Lecture 11: Diagnostic Assessment of Human Sperm Parameters Flashcards
What is the first diagnostic step in male fertility investigation?
- Semen analysis
What is the definition of semen analysis?
- Analysis of seminal fluid & sperm parameters as an indicator of male fertility potential.
What do we use to determine whether the semen is normal or abnormal?
- WHO criteria for normal semen parameters (2021)
How do we analyse semen?
- Manual semen analysis: performed by lab practitioner using microscope & cell counter
- Computer-assisted semen analysis (CASA): light microscopy + computer software
Which method of semen analysis is performed clinically mainly?
- Manual semen analysis
(- CASA used in research settings mainly)

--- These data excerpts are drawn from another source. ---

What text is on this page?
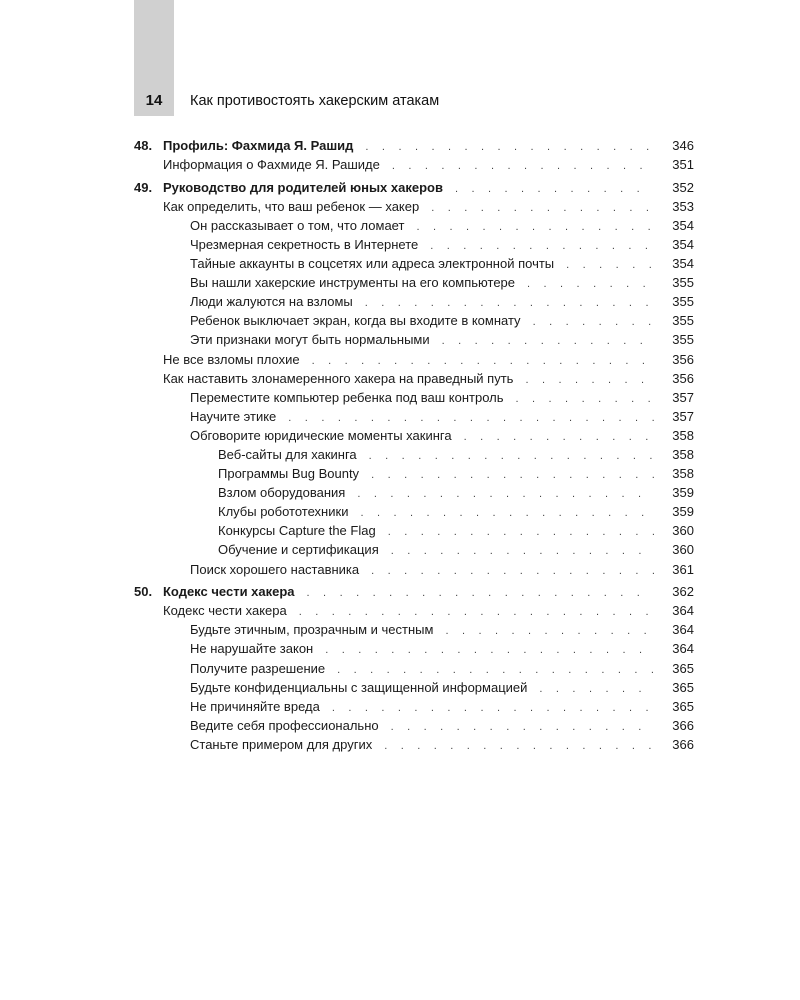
14	Как противостоять хакерским атакам
48. Профиль: Фахмида Я. Рашид . . .	346
Информация о Фахмиде Я. Рашиде . . .	351
49. Руководство для родителей юных хакеров . . .	352
Как определить, что ваш ребенок — хакер . . .	353
Он рассказывает о том, что ломает . . .	354
Чрезмерная секретность в Интернете . . .	354
Тайные аккаунты в соцсетях или адреса электронной почты . . .	354
Вы нашли хакерские инструменты на его компьютере . . .	355
Люди жалуются на взломы . . .	355
Ребенок выключает экран, когда вы входите в комнату . . .	355
Эти признаки могут быть нормальными . . .	355
Не все взломы плохие . . .	356
Как наставить злонамеренного хакера на праведный путь . . .	356
Переместите компьютер ребенка под ваш контроль . . .	357
Научите этике . . .	357
Обговорите юридические моменты хакинга . . .	358
Веб-сайты для хакинга . . .	358
Программы Bug Bounty . . .	358
Взлом оборудования . . .	359
Клубы робототехники . . .	359
Конкурсы Capture the Flag . . .	360
Обучение и сертификация . . .	360
Поиск хорошего наставника . . .	361
50. Кодекс чести хакера . . .	362
Кодекс чести хакера . . .	364
Будьте этичным, прозрачным и честным . . .	364
Не нарушайте закон . . .	364
Получите разрешение . . .	365
Будьте конфиденциальны с защищенной информацией . . .	365
Не причиняйте вреда . . .	365
Ведите себя профессионально . . .	366
Станьте примером для других . . .	366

WHO reference values 2020 vs 2021
What other parameters other than sperm analysis can be used to test for male fertility?
- Anti-sperm antibodies
- hypo-osmotic swelling test
- sperm DNA frag testing
What should you see in the appearance of a normal semen sample?
- Grey-opalescent appearance
How do you determine which semen sample has normal liquefaction vs abnormal?
- Normal liquefaction = 20-30 minutes post-production
- Abnormal = <30mins
What is the name given to abnormal liquefaction?
- Delayed liquefaction
What may delayed liquefaction indicate?
- Infection e.g. bacterial prostatitis
- Accessory glands infected -> secretions from these glands altered -> delayed liquefaction
How can we measure sperm volume?
- Direct volume measurement (common in diagnostic setting)
- Volume from weight
Describe direct volume measurement
- Serological pipette attached to electronic pipette
- Aspirate sample from container -> Volume (ml) measured using graduate scale
Describe the method of measuring sperm volume via volume from weight
- Weighing sample pots before & after sample production
- Difference = sample volume.
- Studies on human semen have shown weight to be an accurate index of volume (1g=1ml of semen sample)
What can you use to calculate sperm concentration?
- Haemocytometer
(can be used to calcite [RBC] & [sperm]
Describe the structures present in a haemocytometer?
- 2 counting chambers, each with microscopic grid
- 2 raised pillars on either side of chambers
What is the significance of the raised pillars in haemocytometers?
- to hold slip in place 1/10mm above chambers thus PRECISE volume above each grid is known
How do you prepare the sperm prior to haemocytometer?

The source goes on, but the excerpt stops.